1996 Magellan moved to Sydney where funding and guidance by Tim Frost saw the invention of Phase Jitter Modulation (PJM) and a focus on HF technology at 13.56Mhz
   
2001 First HF microchip in production in Japan and the USA
   
2004 International Standard ISO 18000-3 Mode 2 (based entirely on Magellan's PJM technology) approved by ISO/IEC and published in Aug 2004. (This standard is still current)
   
2008 First PJM 3D Antennas launched
   
2010 First PJM Medical Tunnel Readers and PJM Cabinets launched
   
2011 Initial sales of PJM RFID systems into hospitals for tracking implants
   
2013 Joined SATO Group and formed SATO VICINITY under SATO Holdings Corporation

 

About Tim Frost, Colonel (Ret.)

image

Having worked for homeland safety services in multiple countries as logistic specialist, it has always been Tim’s interest to find better way of tracking things in motion, and naturally he was always on the hunt for new technologies to advance these ideas.

In 1991, Tim Frost met two students from University of Western Australia developing the RFID technology at 132kHz, and since then he has worked over the past 22 years to help guide and finance the development of the technology. After the early years, which he saw the exploration of airport luggage tracking and railway applications at 132 kHz, the decision was made to move the technology to Sydney and to develop new technology in the ISM High Frequency (HF) band at 13.56 MHz .

The period 1995-98, saw a three year period of intensive research and not only the invention of Phase Jitter Modulation (PJM) but also the first 13.56MHz tunnel readers. At this time the company invented and, in 2002, also patented, the stackable tag technology which is now an important part of the PJM technology suite and one of its long term sustainable competitive advantages.

In 2003, under the leadership of Tim, the technology formed the basis of the first IATA RFID standard and also the new standard ISO/IEC 18000-3 Mode 2. This standard continues as the global standard at 13.56MHz today. Soon after, Tim changed his company’s focus to business development on healthcare applications. In 2005, Magellan sold the first 10 tunnel readers into the medical implant market.

In 2010, the company decided to market complete turnkey solutions for PJM customers to provide not only technology and products but also solutions to the medical market. This led, in turn, to the development of numerous software applications appropriate to the unique characteristics of PJM RFID. This software is now a key part of the medical applications of PJM RFID. Strong growth was achieved in the medical implant market based on the rapid take up and expansion of PJM RFID in Australia and New Zealand to both implant suppliers and hospitals. In 2012, PJM technology developed a dominant leadership position in medical implant tracking in Australia and New Zealand with around 80% of implant loan kits being tracked with PJM RFID.

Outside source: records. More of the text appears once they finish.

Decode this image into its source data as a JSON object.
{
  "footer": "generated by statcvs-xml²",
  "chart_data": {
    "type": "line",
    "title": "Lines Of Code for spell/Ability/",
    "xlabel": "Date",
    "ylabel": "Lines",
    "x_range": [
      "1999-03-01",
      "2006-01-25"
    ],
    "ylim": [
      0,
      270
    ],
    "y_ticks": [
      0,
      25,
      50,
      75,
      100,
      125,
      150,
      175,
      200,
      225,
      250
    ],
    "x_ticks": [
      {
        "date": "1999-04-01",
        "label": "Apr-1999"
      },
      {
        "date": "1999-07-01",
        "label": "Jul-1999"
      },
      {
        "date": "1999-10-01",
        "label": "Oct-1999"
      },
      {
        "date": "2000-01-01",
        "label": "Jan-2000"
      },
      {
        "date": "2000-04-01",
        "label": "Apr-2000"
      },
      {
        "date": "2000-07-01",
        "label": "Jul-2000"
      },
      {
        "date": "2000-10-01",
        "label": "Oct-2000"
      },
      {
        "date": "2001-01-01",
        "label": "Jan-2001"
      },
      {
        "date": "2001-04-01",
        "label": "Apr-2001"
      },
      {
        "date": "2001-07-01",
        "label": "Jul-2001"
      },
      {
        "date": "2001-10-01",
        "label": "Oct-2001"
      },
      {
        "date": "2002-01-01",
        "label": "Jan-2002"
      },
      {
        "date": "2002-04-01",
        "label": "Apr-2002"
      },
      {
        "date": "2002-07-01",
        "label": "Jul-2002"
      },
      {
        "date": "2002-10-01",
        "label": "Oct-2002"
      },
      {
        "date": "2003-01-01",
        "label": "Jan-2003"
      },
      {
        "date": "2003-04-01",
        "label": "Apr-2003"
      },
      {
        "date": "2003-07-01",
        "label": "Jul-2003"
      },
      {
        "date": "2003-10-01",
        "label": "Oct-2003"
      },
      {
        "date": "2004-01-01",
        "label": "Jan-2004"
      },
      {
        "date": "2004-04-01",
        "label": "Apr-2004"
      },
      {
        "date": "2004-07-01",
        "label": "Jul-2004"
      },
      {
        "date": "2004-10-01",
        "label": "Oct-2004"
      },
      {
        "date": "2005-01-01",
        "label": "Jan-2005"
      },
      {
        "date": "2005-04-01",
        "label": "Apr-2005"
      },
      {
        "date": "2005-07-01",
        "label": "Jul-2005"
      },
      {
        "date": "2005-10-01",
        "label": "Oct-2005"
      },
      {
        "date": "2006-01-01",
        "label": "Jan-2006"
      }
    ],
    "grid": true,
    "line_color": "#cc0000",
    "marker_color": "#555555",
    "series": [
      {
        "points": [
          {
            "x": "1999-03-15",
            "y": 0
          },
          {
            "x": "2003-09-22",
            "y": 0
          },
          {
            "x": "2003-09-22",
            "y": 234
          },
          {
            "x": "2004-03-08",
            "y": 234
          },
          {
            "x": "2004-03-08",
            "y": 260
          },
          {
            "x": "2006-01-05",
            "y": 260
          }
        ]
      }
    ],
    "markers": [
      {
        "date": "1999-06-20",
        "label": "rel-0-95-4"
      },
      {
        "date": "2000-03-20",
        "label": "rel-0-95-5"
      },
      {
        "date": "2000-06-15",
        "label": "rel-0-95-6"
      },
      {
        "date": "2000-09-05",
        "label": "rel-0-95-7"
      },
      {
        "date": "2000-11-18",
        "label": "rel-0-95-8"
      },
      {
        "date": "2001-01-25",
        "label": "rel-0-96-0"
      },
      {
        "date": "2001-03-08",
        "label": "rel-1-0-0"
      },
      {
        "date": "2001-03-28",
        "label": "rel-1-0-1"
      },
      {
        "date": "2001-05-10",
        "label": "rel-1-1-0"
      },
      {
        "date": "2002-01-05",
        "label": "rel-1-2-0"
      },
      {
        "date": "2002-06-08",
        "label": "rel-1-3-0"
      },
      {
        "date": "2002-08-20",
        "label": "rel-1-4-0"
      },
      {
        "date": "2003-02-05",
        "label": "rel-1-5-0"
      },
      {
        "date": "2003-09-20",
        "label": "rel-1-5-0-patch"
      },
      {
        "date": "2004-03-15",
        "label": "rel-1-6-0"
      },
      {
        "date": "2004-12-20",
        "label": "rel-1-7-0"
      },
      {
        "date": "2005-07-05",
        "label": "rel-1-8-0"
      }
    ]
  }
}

Two directors from SATO met Magellan’s PJM Technology for the first time in 2010 at a trade show. Following which, SATO became the distributor of Magellan Technology for the Japanese Healthcare Market. In Tim’s eyes, SATO was the first major company to truly understand his vision for the technology and truly see that the better management and control of blood, blood products and medical implants would lead to an improvement in overall human wealth.

In 2013, Tim decided to retire and hand over the PJM Technology to SATO believing that the marriage of the PJM technological and intellectual base with the worldwide reach of SATO is ideal and it would quickly achieve his dream of contributing to human wealth on a global scale using the technology he has developed as his life’s work.